I noticed an exploration of one manifestation of this human urge today:

The fair innings argument maintains that for healthcare resources to be distributed fairly every person should receive sufficient healthcare to provide them with the opportunity to live in good health for a normal span of years. What constitutes a normal span of years is often defined as life expectancy at birth, but this criterion fails to provide adequate grounds for the equal distribution of healthcare across and between generations. A more suitable criterion for the normal life span is the idea that the human life span is biologically limited. Many current gerontological theories argue that the biological limit to human life spans is related to the ageing process. If technological advances in medicine can retard the ageing process by treating and preventing the diseases and disorders associated with it, human longevity will be limited only by the developments in and the successful application of medicine. In consequence, the fair innings argument will no longer be able to justify denying people healthcare resources because they have lived longer than the normal life span.

The very existence of the fair innings argument - the term coming from cricket, I imagine, refering to a decent time spent at bat, a good life lived, time to get out of the pool - is a terrible end manifestation of the urge to equality.

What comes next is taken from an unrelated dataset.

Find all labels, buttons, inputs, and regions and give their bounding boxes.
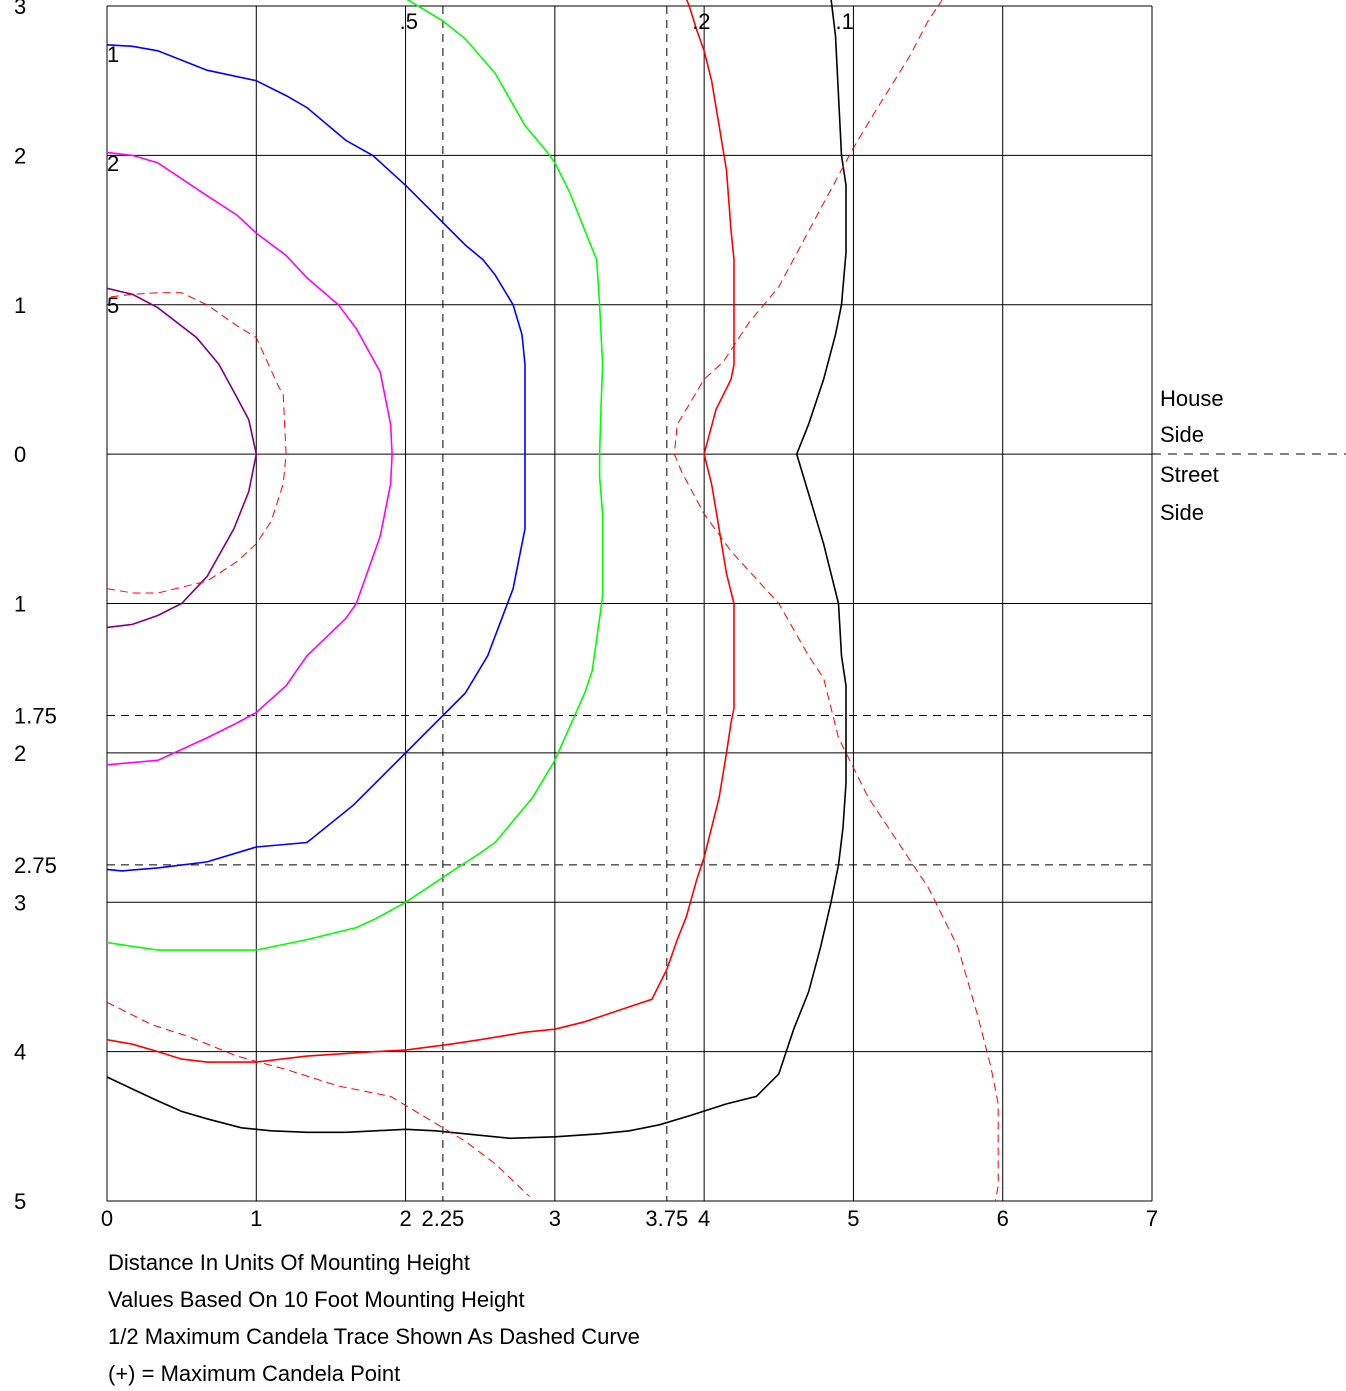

That people talk about denying medical care to those who need it the most, and that they establish an idea of what length of life should be in defense of that aim, demonstrates that any attempt to impose equality is also a retreat from compassion and a refutation of progress.

An older paper runs along much the same lines and is open access: the basics of the fair innings argument haven't changed.

The fair innings argument (FIA) is frequently put forward as a justification for denying elderly patients treatment when they are in competition with younger patients and resources are scarce. In this paper I will examine some arguments that are used to support the FIA. My conclusion will be that they do not stand up to scrutiny and therefore, the FIA should not be used to justify the denial of treatment to elderly patients, or to support rationing of health care by age.

The whole debate has to be put in context, however. This is related to the operation of the universal health care system in the UK, a system that has long been in the doleful steady state of all such socialist, centralized systems: waste, terrible services, and - most importantly - rationing. Every taxpayer involuntarily funding this behemoth feels that they own a piece of it, and everyone has that tug on their human nature urging them to make sure that no-one gets more than they do. It's ugly, and it's why socialism fails. Along the way to failure, however, it produces dangerous ideas, such as "human beings have a fixed length of life, after which they should be cut off and left to die."

I much prefer the vanishing alternate path for health provision: a free market of competing service providers, and people taxed less, free to save and plan for their own medical needs. In that environment progress and longevity are welcome, and increased need for medicine is a market opportunity to excel in providing services.

I say if this were a privatized system, we would all say “gee it’s wonderful. All these people want more health care, this industry is thriving”. Let me put one other analogy. Suppose we made cars a government entitlement. Instead of cheering when auto production went up, we’d say, "Oh my God, we can’t afford this!". How you finance it may greatly affect the psychology and actually the freedom of the economy to take advantage of these new opportunities.

Sadly, freedom in medical choice is not the zeitgeist of this age. Worse looks more likely than better for the years immediately ahead.